De manhã, cedo, uma
dor de cabeça desgraçada, pulo da cama. Urino, cago, lavo as mãos, escovo os
dentes, tomo um banho, saio de casa. Vou tentar resolver alguns problemas
marciais, parcialmente. Carrego na mente muitas dúvidas sobre o valor exato das
dívidas: meu começo, meio e fim. Me embaraço nas próprias teias que teço.Tenho
decorada a divisão do velho cenário, a cena fracionada. Ponto de espera (Eterna espera!) em uma fila de
banco. Meço meu desespero e olho em torno do recinto. Uma mulher no atendimento
gerencial chora, de forma copiosa. A figura patética do marido, cheirando a
gari, pinga e fumo trevo, não sabe se a consola, se ajeita ininterruptamente o
boné sujo na cabeça. Então, o ser ou não ser em questão enxuga o suor da testa,
enfia as mãos no bolso da calça costumeira, retira-as, a seguir, como se picado
por escorpiões, ao se flagrar, filmado, por com um sorriso franciscano jogado
às cáries e à podridão, por vários pares de olhos de lince piedosos. Resisto,
dificultosamente, em também cair no sentimento popular de dó dos enfileirados,
pois aparece em minha barriga um incômodo mais imediato: seguro um peido.

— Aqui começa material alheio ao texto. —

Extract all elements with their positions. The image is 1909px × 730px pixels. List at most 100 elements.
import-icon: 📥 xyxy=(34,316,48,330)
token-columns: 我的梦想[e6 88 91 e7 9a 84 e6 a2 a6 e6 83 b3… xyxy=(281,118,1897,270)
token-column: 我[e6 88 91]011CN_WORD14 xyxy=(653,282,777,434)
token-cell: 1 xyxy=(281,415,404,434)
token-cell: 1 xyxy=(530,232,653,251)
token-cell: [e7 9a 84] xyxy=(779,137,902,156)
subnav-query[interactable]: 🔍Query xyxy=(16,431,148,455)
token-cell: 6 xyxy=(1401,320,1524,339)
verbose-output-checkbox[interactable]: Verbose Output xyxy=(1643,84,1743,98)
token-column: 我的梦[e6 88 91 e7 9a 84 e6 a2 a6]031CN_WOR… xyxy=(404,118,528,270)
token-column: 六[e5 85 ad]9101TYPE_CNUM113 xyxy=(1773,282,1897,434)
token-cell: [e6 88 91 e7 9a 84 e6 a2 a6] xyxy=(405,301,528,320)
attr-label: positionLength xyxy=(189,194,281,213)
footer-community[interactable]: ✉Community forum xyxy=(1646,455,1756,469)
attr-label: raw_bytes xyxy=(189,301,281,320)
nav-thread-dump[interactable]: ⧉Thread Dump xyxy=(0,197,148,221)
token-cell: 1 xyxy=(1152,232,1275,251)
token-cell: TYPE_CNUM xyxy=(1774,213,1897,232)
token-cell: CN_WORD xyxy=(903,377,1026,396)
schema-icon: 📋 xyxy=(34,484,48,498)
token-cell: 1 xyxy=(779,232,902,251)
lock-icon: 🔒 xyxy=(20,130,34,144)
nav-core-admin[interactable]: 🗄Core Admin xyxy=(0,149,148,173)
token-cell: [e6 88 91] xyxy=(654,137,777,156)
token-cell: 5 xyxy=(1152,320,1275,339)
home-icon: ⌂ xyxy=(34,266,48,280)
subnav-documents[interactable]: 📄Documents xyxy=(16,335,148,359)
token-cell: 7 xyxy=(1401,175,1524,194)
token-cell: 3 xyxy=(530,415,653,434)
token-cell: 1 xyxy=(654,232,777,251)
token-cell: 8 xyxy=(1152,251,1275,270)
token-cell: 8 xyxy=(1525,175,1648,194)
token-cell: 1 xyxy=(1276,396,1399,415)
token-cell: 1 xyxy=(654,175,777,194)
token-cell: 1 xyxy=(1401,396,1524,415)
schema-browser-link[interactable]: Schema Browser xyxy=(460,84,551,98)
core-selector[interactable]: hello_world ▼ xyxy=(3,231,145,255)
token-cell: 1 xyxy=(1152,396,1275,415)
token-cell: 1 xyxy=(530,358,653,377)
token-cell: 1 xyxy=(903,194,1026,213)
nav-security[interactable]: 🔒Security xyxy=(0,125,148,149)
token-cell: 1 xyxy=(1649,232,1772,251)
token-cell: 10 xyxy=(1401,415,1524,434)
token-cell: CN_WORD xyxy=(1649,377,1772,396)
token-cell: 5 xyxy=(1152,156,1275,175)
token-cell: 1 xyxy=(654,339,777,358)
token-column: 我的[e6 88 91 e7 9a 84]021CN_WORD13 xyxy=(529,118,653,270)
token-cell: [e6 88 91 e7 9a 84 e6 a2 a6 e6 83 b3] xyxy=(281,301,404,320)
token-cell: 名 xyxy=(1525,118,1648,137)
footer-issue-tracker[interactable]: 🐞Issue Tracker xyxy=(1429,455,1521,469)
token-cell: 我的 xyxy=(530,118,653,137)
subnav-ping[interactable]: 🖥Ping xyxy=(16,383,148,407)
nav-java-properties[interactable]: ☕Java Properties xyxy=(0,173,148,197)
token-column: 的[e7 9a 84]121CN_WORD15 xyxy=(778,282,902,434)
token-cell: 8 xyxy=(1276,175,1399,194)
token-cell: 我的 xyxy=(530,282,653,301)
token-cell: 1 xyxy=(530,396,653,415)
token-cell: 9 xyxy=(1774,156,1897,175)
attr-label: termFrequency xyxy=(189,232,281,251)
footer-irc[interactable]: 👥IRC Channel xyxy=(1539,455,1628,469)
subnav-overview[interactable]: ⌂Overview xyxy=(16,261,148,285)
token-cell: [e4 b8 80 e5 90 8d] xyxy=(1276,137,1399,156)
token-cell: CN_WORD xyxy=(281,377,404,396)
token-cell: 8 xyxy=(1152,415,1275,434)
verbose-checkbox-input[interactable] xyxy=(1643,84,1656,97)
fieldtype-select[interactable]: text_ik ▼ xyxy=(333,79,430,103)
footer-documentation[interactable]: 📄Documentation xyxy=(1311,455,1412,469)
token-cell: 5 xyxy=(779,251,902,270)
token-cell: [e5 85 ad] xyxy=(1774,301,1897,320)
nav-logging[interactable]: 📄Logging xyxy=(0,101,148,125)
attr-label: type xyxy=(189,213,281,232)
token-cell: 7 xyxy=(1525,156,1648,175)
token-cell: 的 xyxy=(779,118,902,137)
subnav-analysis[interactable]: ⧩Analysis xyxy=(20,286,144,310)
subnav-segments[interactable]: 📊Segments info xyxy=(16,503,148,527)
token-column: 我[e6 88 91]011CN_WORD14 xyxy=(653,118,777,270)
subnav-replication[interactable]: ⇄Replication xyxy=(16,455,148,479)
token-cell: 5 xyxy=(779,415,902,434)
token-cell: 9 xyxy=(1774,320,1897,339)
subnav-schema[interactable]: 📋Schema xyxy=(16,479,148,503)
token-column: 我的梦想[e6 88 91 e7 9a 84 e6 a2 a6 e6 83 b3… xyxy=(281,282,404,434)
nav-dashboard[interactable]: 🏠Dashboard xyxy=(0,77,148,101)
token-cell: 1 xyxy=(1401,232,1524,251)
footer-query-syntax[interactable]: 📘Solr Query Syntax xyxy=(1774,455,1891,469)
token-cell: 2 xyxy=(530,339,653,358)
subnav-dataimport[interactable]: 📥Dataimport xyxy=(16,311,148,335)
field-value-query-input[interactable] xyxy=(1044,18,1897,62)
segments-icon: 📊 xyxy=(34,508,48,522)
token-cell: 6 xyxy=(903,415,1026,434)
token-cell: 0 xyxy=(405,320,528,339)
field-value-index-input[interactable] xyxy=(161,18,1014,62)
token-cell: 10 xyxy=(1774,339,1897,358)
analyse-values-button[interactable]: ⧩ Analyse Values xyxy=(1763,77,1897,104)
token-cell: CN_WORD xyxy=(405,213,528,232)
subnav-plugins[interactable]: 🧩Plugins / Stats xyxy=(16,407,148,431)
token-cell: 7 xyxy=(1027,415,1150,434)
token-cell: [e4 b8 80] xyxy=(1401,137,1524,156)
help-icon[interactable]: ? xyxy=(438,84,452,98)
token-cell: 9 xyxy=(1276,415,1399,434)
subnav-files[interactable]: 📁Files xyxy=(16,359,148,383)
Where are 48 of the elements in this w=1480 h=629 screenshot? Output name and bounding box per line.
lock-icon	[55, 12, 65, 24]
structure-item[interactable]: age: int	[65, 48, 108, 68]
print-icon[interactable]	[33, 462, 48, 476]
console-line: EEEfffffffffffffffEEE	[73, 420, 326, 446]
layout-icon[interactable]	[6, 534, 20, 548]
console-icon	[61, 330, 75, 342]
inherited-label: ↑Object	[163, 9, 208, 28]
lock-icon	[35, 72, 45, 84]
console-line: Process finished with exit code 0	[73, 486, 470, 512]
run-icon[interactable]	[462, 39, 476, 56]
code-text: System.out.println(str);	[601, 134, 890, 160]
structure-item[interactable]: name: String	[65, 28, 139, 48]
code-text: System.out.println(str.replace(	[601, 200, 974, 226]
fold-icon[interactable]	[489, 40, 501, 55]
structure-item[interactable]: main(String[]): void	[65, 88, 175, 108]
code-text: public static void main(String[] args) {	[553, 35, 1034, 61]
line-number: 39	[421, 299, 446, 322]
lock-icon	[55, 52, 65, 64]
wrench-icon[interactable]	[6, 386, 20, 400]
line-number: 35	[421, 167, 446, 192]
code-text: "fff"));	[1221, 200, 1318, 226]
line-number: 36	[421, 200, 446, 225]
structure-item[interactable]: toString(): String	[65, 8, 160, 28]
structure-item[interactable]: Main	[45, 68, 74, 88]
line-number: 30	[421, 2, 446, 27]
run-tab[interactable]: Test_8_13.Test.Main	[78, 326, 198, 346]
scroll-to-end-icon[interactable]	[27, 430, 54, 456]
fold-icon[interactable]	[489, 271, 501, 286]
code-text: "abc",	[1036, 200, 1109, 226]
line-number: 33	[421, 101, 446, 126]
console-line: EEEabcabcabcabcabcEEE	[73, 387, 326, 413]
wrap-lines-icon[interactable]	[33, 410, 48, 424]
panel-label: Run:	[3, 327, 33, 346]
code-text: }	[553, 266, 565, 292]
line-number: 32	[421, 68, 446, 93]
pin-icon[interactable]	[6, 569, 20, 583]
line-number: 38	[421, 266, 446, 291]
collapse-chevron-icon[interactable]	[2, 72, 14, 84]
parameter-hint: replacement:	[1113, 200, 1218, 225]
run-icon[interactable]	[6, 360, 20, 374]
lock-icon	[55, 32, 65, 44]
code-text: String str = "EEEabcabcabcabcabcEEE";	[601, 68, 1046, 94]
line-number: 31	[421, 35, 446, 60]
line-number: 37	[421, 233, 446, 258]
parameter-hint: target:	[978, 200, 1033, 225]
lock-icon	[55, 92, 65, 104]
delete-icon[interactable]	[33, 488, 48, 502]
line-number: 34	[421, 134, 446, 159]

Minhas mãos coçam os olhos, bocejo, sem saber se é efeito da última noite de
insônia ou o esboço de um charme tímido e estulto. Não sei se é a mesma timidez
articulada que me faz apertar meu grande nariz de carcará num esforço vão em
afilá-lo. Julgo melhorar minha imagem, ao reprisar o Pensador de Rodin. Aí uma
incontinência urinária me visita. Eis em mim a droga de quarentena perene dos
quarenta! Minhas mãos se aferram a alguma superfície mais próxima em busca de
alívio, como se cada um de meus voos de cera não fosse só mais um e outro e
outro um. Minha vez: aperto as mãos do gerente, apesar de não me sentir à
vontade, sendo educado, com a cabeça prestes a explodir. Ele me dá curso de
oratória, em volume moderado, me convence a não resgatar umas minguadas
economias e me oferece alguns planos econômicos suplementares. Cientifico-me de
estar em um Áden vermelho. O pior, é que nada anda me exaltando.Talvez se eu
gritasse, talvez se eu gemesse, talvez se eu tocasse a valsa vienense, talvez
se eu chorasse, talvez se eu sumisse, talvez se eu morresse, mas, não. Além da conta, sem adendos, lastimo a pirraça que me faz
insistir em sobreviver, maldigo a esperança (Cinzas do sonho.) Reservo
blasfêmias na alcova de exceções à regra. Examino com olho clínico freudiano
meu temor a Deus sem tamanho. Sinto baixíssima minha autoestima. No tão nada
mais da cidade, tudo a que sobrevivo é feio: as ruas, os automóveis, as casas,
as lojas e até as mulheres mais lindas, silepsemente escrevendo. Nesta
desconfiança total, o pensamento segue rastros. Em minha pressa, sou lento.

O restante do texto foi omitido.